第4話
◇4◇
倉庫が綺麗になり上機嫌なフクである。
消防署の立入調査もなんの小細工もなしに受け入れ、その上できちんと対応できていると激賞され更に機嫌が良くなったフクである。
機嫌が良くなったことで、同業者の飲み会で話す。それはもう饒舌に話す。如何にうちの倉庫が綺麗か、そして経費削減になったか、棚卸が楽になったか、そのためにどれだけの苦労をしたのかを滔々と話す。
話すだけ話して、思いついたことも話す。
「あれさ、結局どこの倉庫にも使わない塗料があるってことよね。でも、他所では使わない塗料でも、うちでは使うかもしれんやろ?それを融通しあえたら良いよね」
話を聞いていた数人が、ほう面白そうだ、という顔をする。
「お互いの在庫が分かるシステムとかあればさ、発注かける前にシステム見て、お、ここに余ってる、これ安くで売ってよ、ってできれば良くない?」
おぉーーと話は盛り上がる。
「いいね、やろうやろう、お互いに無駄もなくなるし良いよそれ」
と一人が言い出す。
更に別の一人が言う。
「俺の知り合いにシステム会社いるよ。できるかどうか聞いてくるわ」
こうして小規模塗装業者間の在庫共有システムの構想が動き出したのである。2019年の年末に差し掛かろうという頃であった。
さて、話し相手はまっちゃんである。
よく話すが経営指導員としては真面目なまっちゃんは、考えを纏めるときの相手に丁度いい。だが、この日のまっちゃんはいつもと少し異なる反応を見せた。
「副会長、それ経営革新計画にしませんか?」
と、聞き慣れない言葉をフクに言う。なんのことやらわからないフクは、それは何?と聞き返す。

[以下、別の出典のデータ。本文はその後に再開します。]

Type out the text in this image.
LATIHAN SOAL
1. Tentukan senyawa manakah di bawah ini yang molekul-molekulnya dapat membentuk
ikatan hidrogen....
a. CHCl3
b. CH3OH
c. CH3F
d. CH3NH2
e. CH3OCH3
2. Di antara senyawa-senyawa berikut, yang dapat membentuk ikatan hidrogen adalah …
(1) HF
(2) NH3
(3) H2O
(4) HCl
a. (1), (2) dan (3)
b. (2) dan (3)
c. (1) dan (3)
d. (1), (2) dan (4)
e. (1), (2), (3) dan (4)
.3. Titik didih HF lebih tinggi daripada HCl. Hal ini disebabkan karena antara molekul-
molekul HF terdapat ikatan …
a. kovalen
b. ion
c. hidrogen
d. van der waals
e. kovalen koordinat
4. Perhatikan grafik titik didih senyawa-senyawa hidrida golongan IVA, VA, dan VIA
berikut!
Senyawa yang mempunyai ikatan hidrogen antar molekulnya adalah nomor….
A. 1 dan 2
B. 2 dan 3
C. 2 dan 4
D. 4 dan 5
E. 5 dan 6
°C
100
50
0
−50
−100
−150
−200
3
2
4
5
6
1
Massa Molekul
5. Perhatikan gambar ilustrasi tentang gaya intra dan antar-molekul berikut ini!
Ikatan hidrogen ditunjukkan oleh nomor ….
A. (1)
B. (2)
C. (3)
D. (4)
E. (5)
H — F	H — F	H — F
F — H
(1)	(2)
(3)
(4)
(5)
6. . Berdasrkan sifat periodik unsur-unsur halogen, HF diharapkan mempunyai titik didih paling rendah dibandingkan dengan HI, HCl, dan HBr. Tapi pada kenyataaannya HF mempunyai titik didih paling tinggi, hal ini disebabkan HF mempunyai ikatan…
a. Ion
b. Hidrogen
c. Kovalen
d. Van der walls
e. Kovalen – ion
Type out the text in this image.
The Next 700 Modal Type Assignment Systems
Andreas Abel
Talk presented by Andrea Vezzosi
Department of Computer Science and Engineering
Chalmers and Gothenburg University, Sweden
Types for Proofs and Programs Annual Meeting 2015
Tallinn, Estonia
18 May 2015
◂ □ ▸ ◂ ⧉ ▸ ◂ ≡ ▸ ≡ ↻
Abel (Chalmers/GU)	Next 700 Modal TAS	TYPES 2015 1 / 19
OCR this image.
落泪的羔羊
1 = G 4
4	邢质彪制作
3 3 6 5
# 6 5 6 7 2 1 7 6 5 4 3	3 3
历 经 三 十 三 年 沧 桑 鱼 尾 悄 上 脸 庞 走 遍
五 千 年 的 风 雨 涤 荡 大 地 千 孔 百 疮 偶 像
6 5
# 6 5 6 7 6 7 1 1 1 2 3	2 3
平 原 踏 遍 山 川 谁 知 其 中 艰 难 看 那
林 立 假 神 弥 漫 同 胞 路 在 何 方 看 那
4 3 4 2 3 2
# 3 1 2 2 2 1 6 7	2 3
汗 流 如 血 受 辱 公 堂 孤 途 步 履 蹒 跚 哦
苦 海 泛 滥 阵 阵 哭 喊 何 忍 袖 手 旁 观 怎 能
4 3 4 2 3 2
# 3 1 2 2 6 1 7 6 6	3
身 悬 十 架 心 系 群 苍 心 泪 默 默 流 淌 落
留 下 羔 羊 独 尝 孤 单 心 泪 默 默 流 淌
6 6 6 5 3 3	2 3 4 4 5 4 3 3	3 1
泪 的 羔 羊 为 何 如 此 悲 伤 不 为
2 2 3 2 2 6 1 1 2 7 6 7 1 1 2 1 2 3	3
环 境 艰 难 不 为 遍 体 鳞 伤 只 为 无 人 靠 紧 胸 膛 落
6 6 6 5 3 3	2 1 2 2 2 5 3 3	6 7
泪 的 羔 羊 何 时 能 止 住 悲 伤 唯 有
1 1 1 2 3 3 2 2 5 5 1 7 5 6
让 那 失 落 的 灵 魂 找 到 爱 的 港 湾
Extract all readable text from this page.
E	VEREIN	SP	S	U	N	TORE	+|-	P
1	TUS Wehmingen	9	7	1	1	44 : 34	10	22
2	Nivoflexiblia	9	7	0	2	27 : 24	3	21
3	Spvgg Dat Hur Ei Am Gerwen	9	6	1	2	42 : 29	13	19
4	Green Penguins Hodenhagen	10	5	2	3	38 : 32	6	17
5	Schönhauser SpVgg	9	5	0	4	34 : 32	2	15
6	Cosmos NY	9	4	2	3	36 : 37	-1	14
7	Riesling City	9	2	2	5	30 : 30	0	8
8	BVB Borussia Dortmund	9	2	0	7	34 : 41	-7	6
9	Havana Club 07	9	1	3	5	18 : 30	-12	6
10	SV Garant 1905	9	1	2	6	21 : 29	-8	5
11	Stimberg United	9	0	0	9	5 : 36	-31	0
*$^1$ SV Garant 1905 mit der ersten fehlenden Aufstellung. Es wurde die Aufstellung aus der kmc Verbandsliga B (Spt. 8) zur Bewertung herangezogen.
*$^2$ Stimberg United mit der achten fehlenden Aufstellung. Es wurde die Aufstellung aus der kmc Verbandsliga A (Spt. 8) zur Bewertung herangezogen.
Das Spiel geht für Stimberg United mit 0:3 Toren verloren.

「えー、経営革新計画というのはですね、新規性のある革新的な取り組みを計画として申請して、お国のお墨付きを貰おうというものです。融資のメニューが増えるとか、これから補助金とかを提出するときの原案になるとかのメリットがあるんですが、これ、経営指導員毎にノルマがあるんですよ。私も今年度後2つ支援しないといけなくてですね、で、ちょっと副会長に協力いただけないかなーと思いまして。
実は大分以前に一度、副会長も申請しているんですよ、ほら、雨天時の売上確保のために生前整理と遺品整理のサービスを開始するという計画で。この提出前のチェックの仕事をしているのが、例の中小企業診断士で、その時にも話をしているでしょう?今回も書類チェックをしながらこの計画の相談ができますよ。ね、ですから、やりましょう経営革新、いいですよね?では、副会長の空いてる日をいくつか挙げていただいて…」
こうして、まっちゃんのノルマのために、あの中小企業診断士と会うことになったのである。